Several studies compared the trend in PTH levels to a single intraoperative or postoperative value and demonstrated similar accuracy between the two groups. A study (8) of 90 patients undergoing thyroidectomy with preoperative and IOPTH measurement compared the sensitivity and specificity of a single IOPTH value of 11.3 pg/mL, a PTH decline of 75%, and a combination of the two. Though all tests had high accuracy, the addition of PTH decline to a single IOPTH level did not improve the accuracy of predicting hypocalcemia with a sensitivity of 92% and specificity of 97% for both tests. A similar study of 137 patients (14) used an interval of 4 hours and compared a single 4-hour value to the trend at 4 hours. Both the single value and the trend were highly sensitive and specific for predicting hypocalcemia with a PTH threshold of 19.4 pg/mL and a PTH decline of 69%. The relative decline had a trend toward improved accuracy but this did not reach statistical significance. A prospective study of 160 patients extended the trend until the first postoperative day (11). The accuracy of both the POD1 PTH with threshold 9.6 pg/mL and a negative trend of 69% was similar, and the combination of the two values again did not improve accuracy. Taken together, these studies demonstrate similar accuracy for a single PTH level and a trend of preoperative to postoperative PTH values. This suggests that the additional laboratory values only increase cost and discomfort to the patient without any perceived benefit and may therefore be unnecessary.
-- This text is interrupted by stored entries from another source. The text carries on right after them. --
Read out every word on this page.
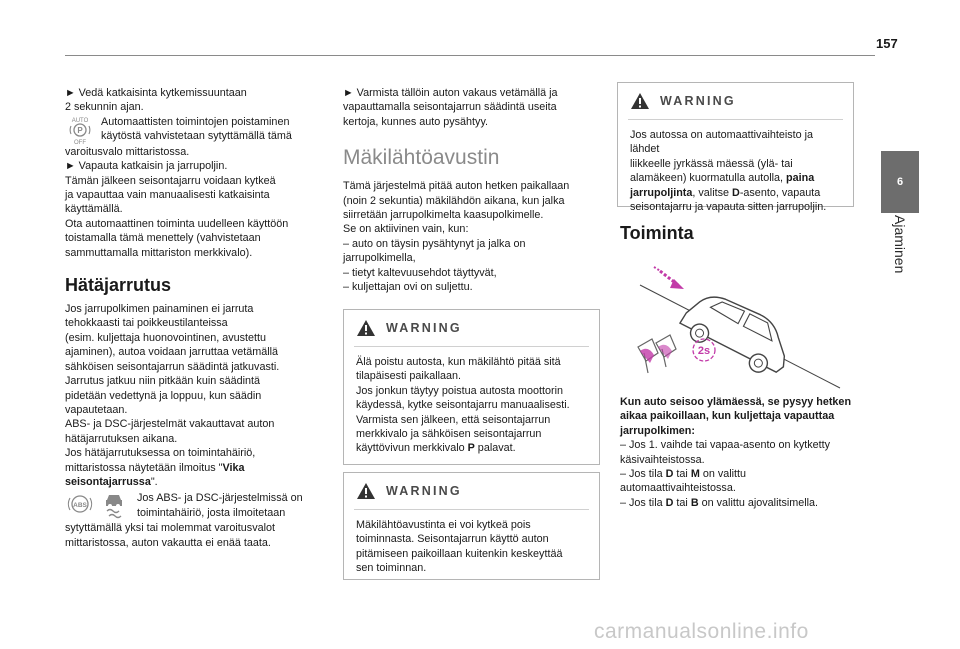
157
6
Ajaminen

► Vedä katkaisinta kytkemissuuntaan

2 sekunnin ajan.

AUTO
P
OFF

Automaattisten toimintojen poistaminen

käytöstä vahvistetaan sytyttämällä tämä

varoitusvalo mittaristossa.

► Vapauta katkaisin ja jarrupoljin.

Tämän jälkeen seisontajarru voidaan kytkeä

ja vapauttaa vain manuaalisesti katkaisinta

käyttämällä.

Ota automaattinen toiminta uudelleen käyttöön

toistamalla tämä menettely (vahvistetaan

sammuttamalla mittariston merkkivalo).

Hätäjarrutus

Jos jarrupolkimen painaminen ei jarruta

tehokkaasti tai poikkeustilanteissa

(esim. kuljettaja huonovointinen, avustettu

ajaminen), autoa voidaan jarruttaa vetämällä

sähköisen seisontajarrun säädintä jatkuvasti.

Jarrutus jatkuu niin pitkään kuin säädintä

pidetään vedettynä ja loppuu, kun säädin

vapautetaan.

ABS- ja DSC-järjestelmät vakauttavat auton

hätäjarrutuksen aikana.

Jos hätäjarrutuksessa on toimintahäiriö,

mittaristossa näytetään ilmoitus "Vika

seisontajarrussa".

ABS

Jos ABS- ja DSC-järjestelmissä on

toimintahäiriö, josta ilmoitetaan

sytyttämällä yksi tai molemmat varoitusvalot

mittaristossa, auton vakautta ei enää taata.

► Varmista tällöin auton vakaus vetämällä ja

vapauttamalla seisontajarrun säädintä useita

kertoja, kunnes auto pysähtyy.

Mäkilähtöavustin

Tämä järjestelmä pitää auton hetken paikallaan

(noin 2 sekuntia) mäkilähdön aikana, kun jalka

siirretään jarrupolkimelta kaasupolkimelle.

Se on aktiivinen vain, kun:

– auto on täysin pysähtynyt ja jalka on

jarrupolkimella,

– tietyt kaltevuusehdot täyttyvät,

– kuljettajan ovi on suljettu.

WARNING

Älä poistu autosta, kun mäkilähtö pitää sitä

tilapäisesti paikallaan.

Jos jonkun täytyy poistua autosta moottorin

käydessä, kytke seisontajarru manuaalisesti.

Varmista sen jälkeen, että seisontajarrun

merkkivalo ja sähköisen seisontajarrun

käyttövivun merkkivalo P palavat.

WARNING

Mäkilähtöavustinta ei voi kytkeä pois

toiminnasta. Seisontajarrun käyttö auton

pitämiseen paikoillaan kuitenkin keskeyttää

sen toiminnan.

WARNING

Jos autossa on automaattivaihteisto ja lähdet

liikkeelle jyrkässä mäessä (ylä- tai

alamäkeen) kuormatulla autolla, paina

jarrupoljinta, valitse D-asento, vapauta

seisontajarru ja vapauta sitten jarrupoljin.

Toiminta
2s

Kun auto seisoo ylämäessä, se pysyy hetken

aikaa paikoillaan, kun kuljettaja vapauttaa

jarrupolkimen:

– Jos 1. vaihde tai vapaa-asento on kytketty

käsivaihteistossa.

– Jos tila D tai M on valittu

automaattivaihteistossa.

– Jos tila D tai B on valittu ajovalitsimella.

carmanualsonline.info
PTH assessment is an accurate predictor of developing postoperative hypocalcemia after total thyroidectomy. Given significant variation in study designs, the optimal timing of this measurement cannot be determined. However, obtaining PTH measurement within 4 hours of surgery is an accurate predictor for the development of hypocalcemia and can guide selective calcium and calcitriol supplementation in high-risk individuals while allowing for the possibility of same-day discharge in low-risk individuals without the need for supplementation or further monitoring in the absence of symptoms.
Conflicts of Interest: The authors have no conflicts of interest to declare.